ミチルちゃんには父親がいません。母親は放任主義です。
気にかけてくれる人はいません。
ハイジはミチルちゃんの心の拠り所だったように思います。
ハイジ殺害後の、ミチルちゃんのダメージは計り知れません。
そんなときに寄り添って聞いてくれた犯人(共犯者)は、親代わりだったのかもしれません。
つまり、精神的に依存していたということです。
また一人ぼっちになりたくないという寂しさがあったのかもしれません。
いずれにせよ切ないです。
やはり、神様は少しイジワルですね。
考察『神様ゲーム』表紙の意味/犯人/殺意/考察まとめ
今回は小説『神様ゲーム』について、ネタバレ有りで考察してみました。
- 表紙の意味は?…表紙の猫は、ミチルちゃんが可愛がっていた野良猫「ハイジ」。本作の神様ゲームの象徴。
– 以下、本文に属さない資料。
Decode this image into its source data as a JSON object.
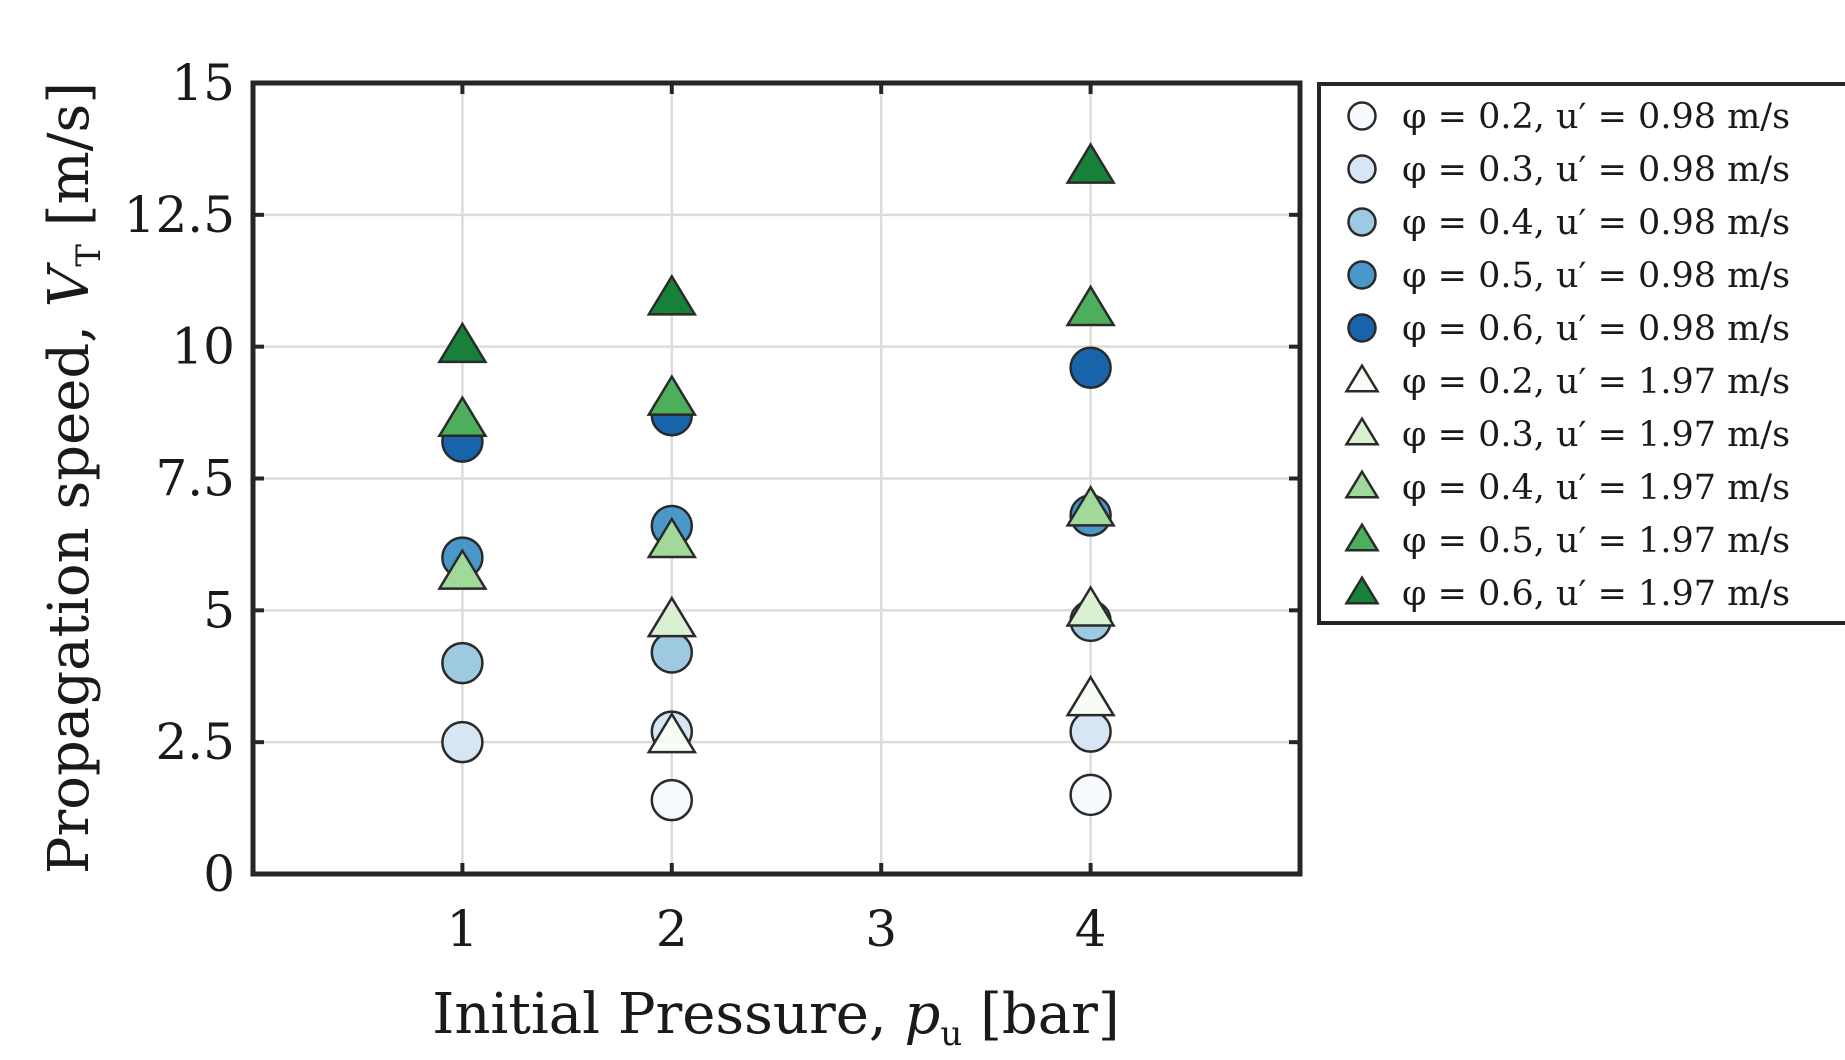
{
  "chart_data": {
    "type": "scatter",
    "title": "",
    "xlabel": "Initial Pressure, p_u [bar]",
    "ylabel": "Propagation speed, V_T [m/s]",
    "xlim": [
      0,
      5
    ],
    "ylim": [
      0,
      15
    ],
    "xticks": [
      1,
      2,
      3,
      4
    ],
    "xtick_labels": [
      "1",
      "2",
      "3",
      "4"
    ],
    "yticks": [
      0,
      2.5,
      5,
      7.5,
      10,
      12.5,
      15
    ],
    "ytick_labels": [
      "0",
      "2.5",
      "5",
      "7.5",
      "10",
      "12.5",
      "15"
    ],
    "grid": true,
    "legend_position": "outside-right",
    "series": [
      {
        "name": "φ = 0.2, u′ = 0.98 m/s",
        "marker": "circle",
        "color": "#f7fbff",
        "x": [
          2,
          4
        ],
        "y": [
          1.4,
          1.5
        ]
      },
      {
        "name": "φ = 0.3, u′ = 0.98 m/s",
        "marker": "circle",
        "color": "#d6e6f4",
        "x": [
          1,
          2,
          4
        ],
        "y": [
          2.5,
          2.7,
          2.7
        ]
      },
      {
        "name": "φ = 0.4, u′ = 0.98 m/s",
        "marker": "circle",
        "color": "#9ecae1",
        "x": [
          1,
          2,
          4
        ],
        "y": [
          4.0,
          4.2,
          4.8
        ]
      },
      {
        "name": "φ = 0.5, u′ = 0.98 m/s",
        "marker": "circle",
        "color": "#4a98c9",
        "x": [
          1,
          2,
          4
        ],
        "y": [
          6.0,
          6.6,
          6.8
        ]
      },
      {
        "name": "φ = 0.6, u′ = 0.98 m/s",
        "marker": "circle",
        "color": "#1764ab",
        "x": [
          1,
          2,
          4
        ],
        "y": [
          8.2,
          8.7,
          9.6
        ]
      },
      {
        "name": "φ = 0.2, u′ = 1.97 m/s",
        "marker": "triangle",
        "color": "#f7fcf5",
        "x": [
          2,
          4
        ],
        "y": [
          2.6,
          3.3
        ]
      },
      {
        "name": "φ = 0.3, u′ = 1.97 m/s",
        "marker": "triangle",
        "color": "#d9f0d3",
        "x": [
          2,
          4
        ],
        "y": [
          4.8,
          5.0
        ]
      },
      {
        "name": "φ = 0.4, u′ = 1.97 m/s",
        "marker": "triangle",
        "color": "#a1d99b",
        "x": [
          1,
          2,
          4
        ],
        "y": [
          5.7,
          6.3,
          6.9
        ]
      },
      {
        "name": "φ = 0.5, u′ = 1.97 m/s",
        "marker": "triangle",
        "color": "#4daf5b",
        "x": [
          1,
          2,
          4
        ],
        "y": [
          8.6,
          9.0,
          10.7
        ]
      },
      {
        "name": "φ = 0.6, u′ = 1.97 m/s",
        "marker": "triangle",
        "color": "#17813a",
        "x": [
          1,
          2,
          4
        ],
        "y": [
          10.0,
          10.9,
          13.4
        ]
      }
    ]
  }
}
- 犯人(共犯者)は母親?…母親と父親、どちらの見方もある。
- ミチルが殺意を抱いた理由は?…“主人公のことが好きで、言いふらされるのが怖かった”もしくは“犯人(共犯者)と引き離されて、1人になるのが怖かった”
という結果となりました。
あくまで個人的な考察となります。
ご参考になりましたら幸いです。
最後までご覧いただき、ありがとうございました。